Roark, aged 20 at his death, was buried in Fort Rosecrans National Cemetery, San Diego, California.

Medal of Honor citation[edit | edit source]

Sergeant Roark's official Medal of Honor citation reads:

For conspicuous gallantry and intrepidity in action at the risk of his life above and beyond the call of duty. Sgt. Roark distinguished himself by extraordinary gallantry while serving with Company C. Sgt. Roark was the point squad leader of a small force which had the mission of rescuing 11 men in a hilltop observation post under heavy attack by a company-size force, approximately 1,000 meters from the battalion perimeter. As lead elements of the relief force reached the besieged observation post, intense automatic weapons fire from enemy occupied bunkers halted their movement. Without hesitation, Sgt. Roark maneuvered his squad, repeatedly exposing himself to withering enemy fire to hurl grenades and direct the fire of his squad to gain fire superiority and cover the withdrawal of the outpost and evacuation of its casualties. Frustrated in their effort to overrun the position, the enemy swept the hilltop with small arms and volleys of grenades.

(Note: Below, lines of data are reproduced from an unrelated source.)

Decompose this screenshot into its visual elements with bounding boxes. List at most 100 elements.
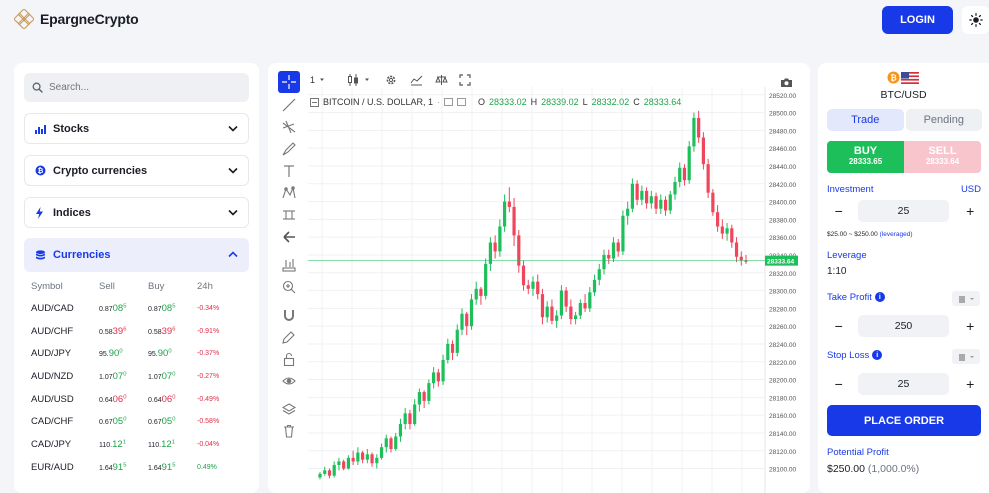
text-tool[interactable] (278, 160, 300, 182)
decrease-stop-loss-button[interactable]: − (827, 376, 850, 392)
candle-up (469, 299, 474, 327)
row-sell[interactable]: 1.07070 (99, 371, 148, 382)
potential-profit-value: $250.00 (827, 463, 865, 475)
search-input[interactable] (49, 82, 239, 93)
back-tool[interactable] (278, 226, 300, 248)
sell-button[interactable]: SELL 28333.64 (904, 141, 981, 173)
draw-mode-tool[interactable] (278, 326, 300, 348)
tab-pending[interactable]: Pending (905, 109, 982, 131)
row-sell[interactable]: 95.900 (99, 348, 148, 359)
investment-stepper: − 25 + (827, 200, 982, 222)
measure-tool[interactable] (278, 204, 300, 226)
row-sell[interactable]: 0.67050 (99, 416, 148, 427)
row-sell[interactable]: 0.64060 (99, 394, 148, 405)
brush-tool[interactable] (278, 138, 300, 160)
stop-loss-value[interactable]: 25 (858, 373, 949, 395)
candle-down (507, 201, 511, 207)
row-buy[interactable]: 0.58396 (148, 326, 197, 337)
table-row[interactable]: EUR/AUD 1.64915 1.64915 0.49% (24, 456, 249, 479)
row-buy[interactable]: 0.64060 (148, 394, 197, 405)
collapse-icon[interactable] (310, 97, 319, 107)
col-symbol: Symbol (31, 280, 63, 292)
candle-up (427, 383, 431, 401)
chart-type-dropdown[interactable] (346, 72, 372, 88)
trendline-tool[interactable] (278, 94, 300, 116)
candle-up (630, 183, 634, 209)
chart-settings-button[interactable] (385, 72, 397, 88)
table-row[interactable]: AUD/USD 0.64060 0.64060 -0.49% (24, 388, 249, 411)
table-row[interactable]: CAD/CHF 0.67050 0.67050 -0.58% (24, 410, 249, 433)
row-buy[interactable]: 110.121 (148, 439, 197, 450)
sell-pips: 05 (112, 416, 124, 428)
zoom-tool[interactable] (278, 276, 300, 298)
take-profit-type-dropdown[interactable] (952, 291, 980, 306)
y-tick-label: 28380.00 (769, 217, 796, 224)
take-profit-value[interactable]: 250 (858, 315, 949, 337)
bar-chart-icon (35, 124, 47, 134)
chart-panel: 28520.00 28500.00 28480.00 28460.00 28440.00… (268, 63, 810, 493)
coins-icon (35, 249, 47, 261)
category-currencies[interactable]: Currencies (24, 238, 249, 272)
delete-tool[interactable] (278, 420, 300, 442)
row-sell[interactable]: 110.121 (99, 439, 148, 450)
buy-button[interactable]: BUY 28333.65 (827, 141, 904, 173)
table-row[interactable]: AUD/CAD 0.87085 0.87085 -0.34% (24, 297, 249, 320)
row-buy[interactable]: 0.67050 (148, 416, 197, 427)
row-sell[interactable]: 0.87085 (99, 303, 148, 314)
eye-icon[interactable] (444, 98, 454, 106)
increase-take-profit-button[interactable]: + (959, 318, 982, 334)
y-tick-label: 28300.00 (769, 289, 796, 296)
candle-up (403, 413, 407, 425)
magnet-tool[interactable] (278, 304, 300, 326)
trade-tool[interactable] (278, 254, 300, 276)
pattern-tool[interactable] (278, 182, 300, 204)
layers-tool[interactable] (278, 398, 300, 420)
row-sell[interactable]: 0.58396 (99, 326, 148, 337)
search-box[interactable] (24, 73, 249, 102)
candle-up (337, 461, 341, 465)
info-icon[interactable]: i (872, 350, 883, 361)
crosshair-tool[interactable] (278, 71, 300, 93)
table-row[interactable]: AUD/NZD 1.07070 1.07070 -0.27% (24, 365, 249, 388)
info-icon[interactable]: i (874, 292, 885, 303)
category-crypto[interactable]: ₿ Crypto currencies (24, 155, 249, 186)
row-buy[interactable]: 0.87085 (148, 303, 197, 314)
category-indices[interactable]: Indices (24, 197, 249, 228)
compare-button[interactable] (435, 72, 448, 88)
row-buy[interactable]: 1.07070 (148, 371, 197, 382)
decrease-investment-button[interactable]: − (827, 203, 850, 219)
buy-fraction: 5 (172, 303, 176, 310)
investment-value[interactable]: 25 (858, 200, 949, 222)
candle-down (564, 290, 568, 307)
increase-investment-button[interactable]: + (959, 203, 982, 219)
table-row[interactable]: AUD/CHF 0.58396 0.58396 -0.91% (24, 320, 249, 343)
lock-tool[interactable] (278, 348, 300, 370)
table-row[interactable]: CAD/JPY 110.121 110.121 -0.04% (24, 433, 249, 456)
category-stocks[interactable]: Stocks (24, 113, 249, 144)
row-buy[interactable]: 95.900 (148, 348, 197, 359)
row-buy[interactable]: 1.64915 (148, 462, 197, 473)
increase-stop-loss-button[interactable]: + (959, 376, 982, 392)
row-sell[interactable]: 1.64915 (99, 462, 148, 473)
sell-fraction: 0 (123, 371, 127, 378)
settings-small-icon[interactable] (457, 98, 467, 106)
candle-up (559, 290, 563, 316)
screenshot-button[interactable] (780, 74, 793, 90)
stop-loss-type-dropdown[interactable] (952, 349, 980, 364)
visibility-tool[interactable] (278, 370, 300, 392)
tab-trade[interactable]: Trade (827, 109, 904, 131)
candle-up (498, 226, 502, 252)
indicators-button[interactable] (410, 72, 423, 88)
table-row[interactable]: AUD/JPY 95.900 95.900 -0.37% (24, 342, 249, 365)
app-logo[interactable]: EpargneCrypto (14, 9, 139, 29)
login-button[interactable]: LOGIN (882, 6, 953, 34)
theme-toggle-button[interactable] (962, 6, 989, 34)
fork-tool[interactable] (278, 116, 300, 138)
fullscreen-button[interactable] (459, 72, 471, 88)
decrease-take-profit-button[interactable]: − (827, 318, 850, 334)
price-chart[interactable]: 28520.00 28500.00 28480.00 28460.00 28440.00… (268, 63, 810, 493)
place-order-button[interactable]: PLACE ORDER (827, 405, 981, 436)
candle-up (621, 215, 625, 252)
interval-dropdown[interactable]: 1 (310, 72, 327, 88)
candles-icon (348, 74, 358, 86)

Seeing a grenade land in the midst of his men, Sgt. Roark, with complete disregard for his safety, hurled himself upon the grenade, absorbing its blast with his body. Sgt. Roark's magnificent leadership and dauntless courage saved the lives of many of his comrades and were the inspiration for the successful relief of the outpost. His actions which culminated in the supreme sacrifice of his life were in keeping with the highest traditions of the military service, and reflect great credit on himself and the U.S. Army.[1]